Laura Hodge sips a blended Red Bull at her favorite coffee shop in Burney. (April Dembosky/KQED)

One of Hodge’s favorite haunts is the drive-thru window of the Mt. Burney Coffee Co.

“I will take a blended Red Bull,” she said on a recent visit, mulling over the list of flavors, deciding on the Fruit Loop — club soda with passion fruit, peach and red raspberry syrup mixed in the blender with ice and a can of Red Bull.

“The first time I drank one, oh my gosh,” Hodge laughed. “I went home and I cleaned everything in my house.”

Staffers from the health clinic are regulars at the coffee shop, barista Abby Fristine said: “Most of them come through every day, before or after work.”

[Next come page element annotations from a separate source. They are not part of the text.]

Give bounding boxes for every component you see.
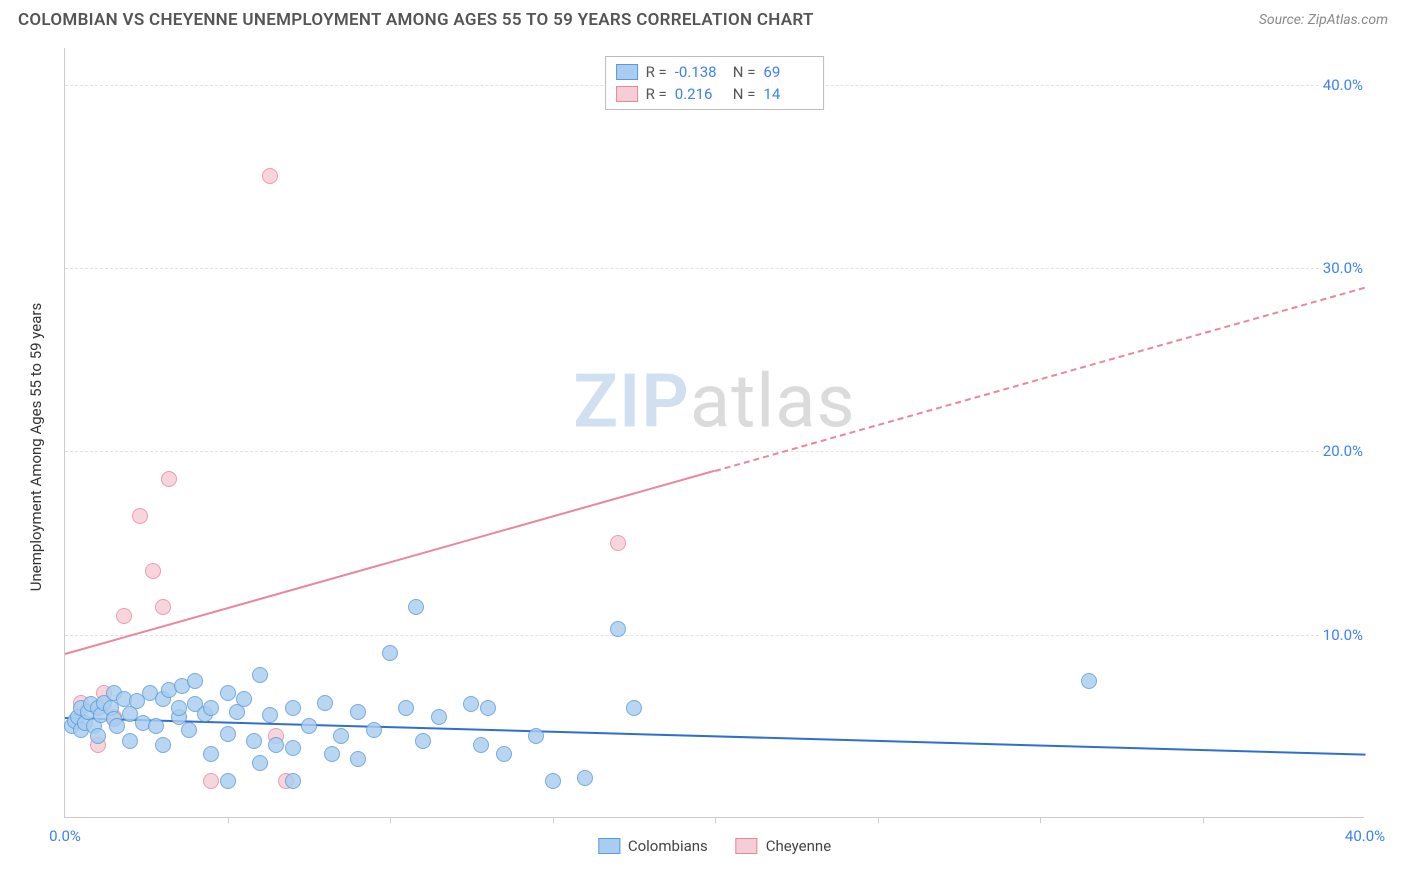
scatter-point-colombians bbox=[203, 746, 219, 762]
scatter-point-colombians bbox=[252, 667, 268, 683]
x-tick-mark bbox=[228, 817, 229, 823]
scatter-point-colombians bbox=[415, 733, 431, 749]
scatter-point-colombians bbox=[610, 621, 626, 637]
x-tick-label: 40.0% bbox=[1345, 827, 1385, 845]
scatter-point-cheyenne bbox=[155, 599, 171, 615]
scatter-point-colombians bbox=[463, 696, 479, 712]
bottom-legend: Colombians Cheyenne bbox=[598, 837, 831, 855]
stats-row-cheyenne: R = 0.216 N = 14 bbox=[616, 83, 814, 105]
watermark: ZIPatlas bbox=[573, 358, 855, 445]
chart-header: COLOMBIAN VS CHEYENNE UNEMPLOYMENT AMONG… bbox=[0, 0, 1406, 36]
scatter-point-colombians bbox=[171, 700, 187, 716]
scatter-point-colombians bbox=[350, 751, 366, 767]
y-tick-label: 30.0% bbox=[1320, 258, 1366, 278]
scatter-point-colombians bbox=[246, 733, 262, 749]
scatter-point-colombians bbox=[268, 737, 284, 753]
gridline bbox=[65, 635, 1364, 636]
scatter-point-colombians bbox=[324, 746, 340, 762]
y-axis-label: Unemployment Among Ages 55 to 59 years bbox=[27, 303, 45, 591]
x-tick-mark bbox=[390, 817, 391, 823]
swatch-colombians-legend bbox=[598, 838, 620, 854]
scatter-point-colombians bbox=[187, 673, 203, 689]
scatter-point-colombians bbox=[285, 740, 301, 756]
scatter-plot: ZIPatlas R = -0.138 N = 69 R = 0.216 N =… bbox=[64, 48, 1364, 818]
scatter-point-colombians bbox=[366, 722, 382, 738]
scatter-point-cheyenne bbox=[262, 168, 278, 184]
x-tick-mark bbox=[1040, 817, 1041, 823]
scatter-point-cheyenne bbox=[161, 471, 177, 487]
scatter-point-colombians bbox=[155, 737, 171, 753]
scatter-point-colombians bbox=[109, 718, 125, 734]
stats-row-colombians: R = -0.138 N = 69 bbox=[616, 61, 814, 83]
y-tick-label: 40.0% bbox=[1320, 75, 1366, 95]
scatter-point-colombians bbox=[252, 755, 268, 771]
scatter-point-colombians bbox=[220, 773, 236, 789]
y-tick-label: 20.0% bbox=[1320, 441, 1366, 461]
y-tick-label: 10.0% bbox=[1320, 625, 1366, 645]
scatter-point-colombians bbox=[236, 691, 252, 707]
scatter-point-colombians bbox=[382, 645, 398, 661]
scatter-point-colombians bbox=[431, 709, 447, 725]
swatch-cheyenne bbox=[616, 86, 638, 102]
scatter-point-colombians bbox=[220, 685, 236, 701]
scatter-point-cheyenne bbox=[145, 563, 161, 579]
x-tick-label: 0.0% bbox=[49, 827, 81, 845]
x-tick-mark bbox=[553, 817, 554, 823]
trend-line bbox=[715, 286, 1366, 471]
chart-title: COLOMBIAN VS CHEYENNE UNEMPLOYMENT AMONG… bbox=[18, 10, 814, 30]
scatter-point-colombians bbox=[496, 746, 512, 762]
scatter-point-colombians bbox=[528, 728, 544, 744]
gridline bbox=[65, 268, 1364, 269]
chart-area: Unemployment Among Ages 55 to 59 years Z… bbox=[50, 48, 1390, 828]
scatter-point-cheyenne bbox=[610, 535, 626, 551]
correlation-stats-box: R = -0.138 N = 69 R = 0.216 N = 14 bbox=[605, 56, 825, 110]
legend-item-cheyenne: Cheyenne bbox=[736, 837, 831, 855]
scatter-point-colombians bbox=[285, 773, 301, 789]
scatter-point-colombians bbox=[473, 737, 489, 753]
scatter-point-colombians bbox=[122, 733, 138, 749]
scatter-point-colombians bbox=[220, 726, 236, 742]
swatch-cheyenne-legend bbox=[736, 838, 758, 854]
scatter-point-colombians bbox=[181, 722, 197, 738]
x-tick-mark bbox=[715, 817, 716, 823]
scatter-point-cheyenne bbox=[132, 508, 148, 524]
scatter-point-colombians bbox=[262, 707, 278, 723]
scatter-point-colombians bbox=[350, 704, 366, 720]
scatter-point-colombians bbox=[408, 599, 424, 615]
scatter-point-colombians bbox=[398, 700, 414, 716]
scatter-point-colombians bbox=[577, 770, 593, 786]
x-tick-mark bbox=[1203, 817, 1204, 823]
scatter-point-colombians bbox=[90, 728, 106, 744]
gridline bbox=[65, 451, 1364, 452]
scatter-point-colombians bbox=[203, 700, 219, 716]
chart-source: Source: ZipAtlas.com bbox=[1259, 12, 1388, 28]
scatter-point-colombians bbox=[285, 700, 301, 716]
scatter-point-cheyenne bbox=[203, 773, 219, 789]
x-tick-mark bbox=[878, 817, 879, 823]
scatter-point-colombians bbox=[333, 728, 349, 744]
scatter-point-cheyenne bbox=[116, 608, 132, 624]
swatch-colombians bbox=[616, 64, 638, 80]
scatter-point-colombians bbox=[301, 718, 317, 734]
scatter-point-colombians bbox=[148, 718, 164, 734]
scatter-point-colombians bbox=[317, 695, 333, 711]
legend-item-colombians: Colombians bbox=[598, 837, 708, 855]
scatter-point-colombians bbox=[545, 773, 561, 789]
scatter-point-colombians bbox=[1081, 673, 1097, 689]
scatter-point-colombians bbox=[626, 700, 642, 716]
scatter-point-colombians bbox=[480, 700, 496, 716]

The people the clinic has hired in recent years make a difference in a small town like this, said Jones. “I’m sure over the last two or three years it’s been worth a couple million dollars to the community.”

That’s one of the reasons Jones is sounding the alarm on attempts to repeal the ACA.

He and other clinic directors have managed to convince mostly conservative officials, like the Shasta County Board of Supervisors, to formally oppose the Republican health bill, in part because of the potential economic effects. The Siskiyou board is considering a similar move.

Together, both counties stand to lose close to $200 million in business revenue from a rollback to Medicaid funding, hitting not just clinics, but local shops and restaurants, too.

“If we have to revert back to where we were,” Jones said, “it could be disastrous.”

This story is part of a partnership that includes KQED, NPR and Kaiser Health News, an editorially independent program of the Kaiser Family Foundation.